When they think you owe them money, the government isn’t as much about freedom as you’d like to think.
Savvy Nomad Capitalists know that “the land of the free” has become little more than a propaganda tool to convince Americans to stay put, because it couldn’t be any better anywhere else. In large part, it’s worked, keeping even patriotic fiscal conservatives chanting those five magic words.
For five unidentified (read: yet-to-be-identified) taxpayers, there is no freedom and no Constitutional protection, when it comes to your money. Those five were recently ordered by a US District Judge in Manhattan to turn over information about foreign bank accounts they are believed to have. The judge rejected their claim that being forced to do so violated the Bank Secrecy Act and more importantly, the right against self-incrimination in the Fifth Amendment of the Constitution.
Nope.
The judge claimed the obscure “Required Records Act” as the reason for the demand. Would you really expect the US government to not have a provision to force you to hand over your money when it was politically expedient, even if it violated the Constitution?
Many US citizens have been so brainwashed that they will always boast of America having the greatest system in the world no matter what constitutional provisions are violated through a back door.

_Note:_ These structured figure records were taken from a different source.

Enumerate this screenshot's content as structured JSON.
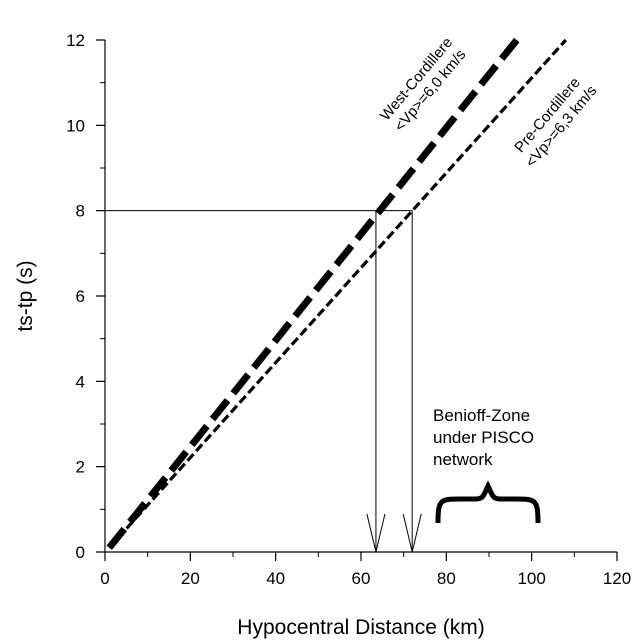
{
  "chart_data": {
    "type": "line",
    "title": "",
    "xlabel": "Hypocentral Distance (km)",
    "ylabel": "ts-tp (s)",
    "xlim": [
      0,
      120
    ],
    "ylim": [
      0,
      12
    ],
    "x_ticks": [
      0,
      20,
      40,
      60,
      80,
      100,
      120
    ],
    "y_ticks": [
      0,
      2,
      4,
      6,
      8,
      10,
      12
    ],
    "x_tick_labels": [
      "0",
      "20",
      "40",
      "60",
      "80",
      "100",
      "120"
    ],
    "y_tick_labels": [
      "0",
      "2",
      "4",
      "6",
      "8",
      "10",
      "12"
    ],
    "grid": false,
    "series": [
      {
        "name": "West-Cordillere <Vp>=6,0 km/s",
        "label_line1": "West-Cordillere",
        "label_line2": "<Vp>=6,0 km/s",
        "style": "long-dash",
        "color": "#000000",
        "x": [
          1,
          96.5
        ],
        "y": [
          0.1,
          12
        ]
      },
      {
        "name": "Pre-Cordillere <Vp>=6,3 km/s",
        "label_line1": "Pre-Cordillere",
        "label_line2": "<Vp>=6,3 km/s",
        "style": "short-dash",
        "color": "#000000",
        "x": [
          1,
          108
        ],
        "y": [
          0.1,
          12
        ]
      }
    ],
    "reference": {
      "ts_tp": 8,
      "distances": [
        63.5,
        72
      ]
    },
    "annotation": {
      "lines": [
        "Benioff-Zone",
        "under PISCO",
        "network"
      ],
      "range_x": [
        78,
        101
      ]
    }
  }
}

That does not mean that circumventing protections like those designed to allow Americans to protect themselves against a money-grubbing government should be acceptable. To go that route is to accept permanent defeat, because most people will always be too uninformed to recognize or even are that the government will find whatever way it can around your “constitutional rights” and then claim it’s not violating the Constitution because of such-and-such law.
You know better. While I don’t advocating violating the law, I do advocate investigating a second passport and having a legal foreign bank account to protect yourself from whatever Constitution-trampling law your local bureaucrats come up with next.